Impulsive X-ray Raman in liquid water

We investigate the use of X-ray Raman scattering to excite valence states of neutral atoms in micrometre thick liquid water targets using attosecond XFEL pulses tuned below the oxygen K-edge and with intensity up to 10¹⁷ Wcm^-² . We measure transmitted X-ray spectra and observe nonlinear emission features approximately 10 eV below the edge. Our numerical calculations based on the polarisation response of molecular water and considering propagation (Maxwell’s equations) show that this emission is consistent with X-ray Raman sidebands.

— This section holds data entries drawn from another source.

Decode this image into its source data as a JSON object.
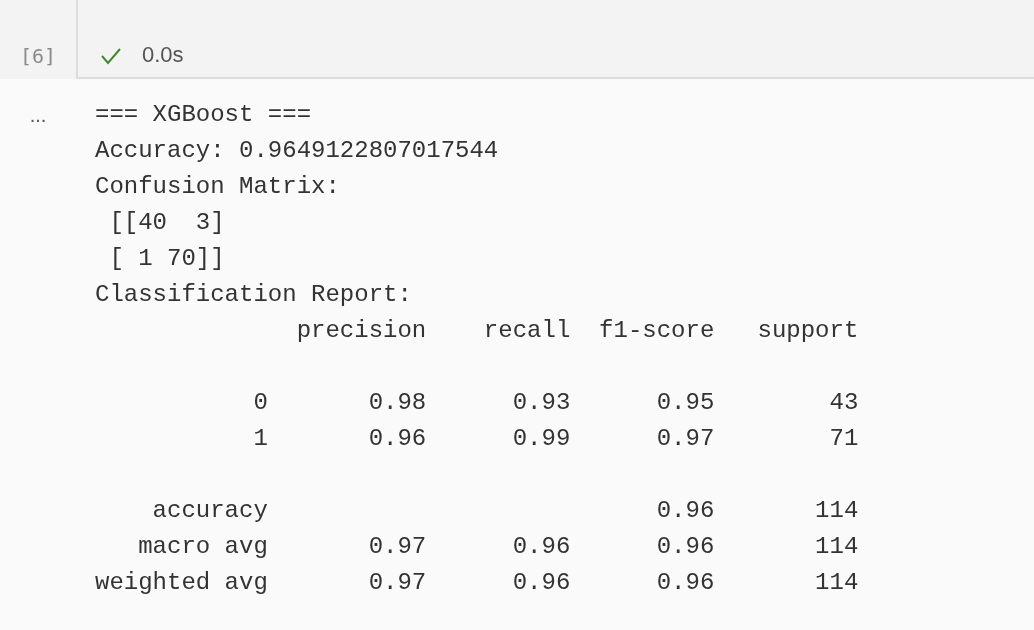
{
  "cell": {
    "execution_count": "[6]",
    "succeeded": true,
    "duration": "0.0s"
  },
  "output": {
    "prompt": "...",
    "lines": [
      "=== XGBoost ===",
      "Accuracy: 0.9649122807017544",
      "Confusion Matrix:",
      " [[40  3]",
      " [ 1 70]]",
      "Classification Report:"
    ],
    "report": {
      "columns": [
        "precision",
        "recall",
        "f1-score",
        "support"
      ],
      "groups": [
        [
          {
            "label": "0",
            "cells": [
              "0.98",
              "0.93",
              "0.95",
              "43"
            ]
          },
          {
            "label": "1",
            "cells": [
              "0.96",
              "0.99",
              "0.97",
              "71"
            ]
          }
        ],
        [
          {
            "label": "accuracy",
            "cells": [
              null,
              null,
              "0.96",
              "114"
            ]
          },
          {
            "label": "macro avg",
            "cells": [
              "0.97",
              "0.96",
              "0.96",
              "114"
            ]
          },
          {
            "label": "weighted avg",
            "cells": [
              "0.97",
              "0.96",
              "0.96",
              "114"
            ]
          }
        ]
      ]
    }
  }
}
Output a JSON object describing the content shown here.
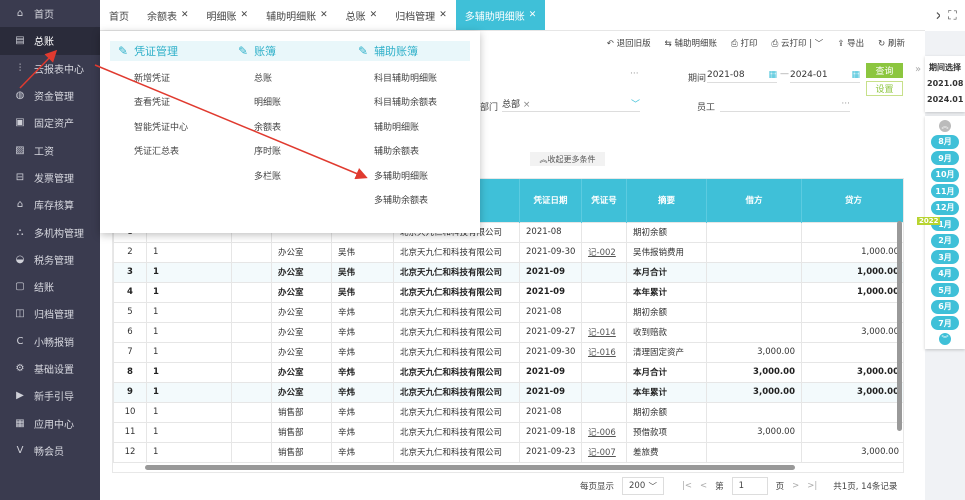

These calculations show that the valence excited states are populated by the X-ray pulse and the final state populations are affected by propagation effects, which may limit the thickness of condensed phase targets for pump-probe experiments. Excitation fractions are low (<0.1%) but increase at higher intensities, where impulsive X-ray Raman could be used to excite and measure valence wavepackets. This opens new avenues for the study of attosecond charge dynamics and the investigation of electron wavepackets for pump-probe experiments, which is typically restricted to cationic wavepackets created via strong-field or impulsive ionisation. Valence state populations are affected by propagation effects for several femtoseconds, in part due to reshaping of the X-ray pulses, which may limit the thickness of condensed matter targets.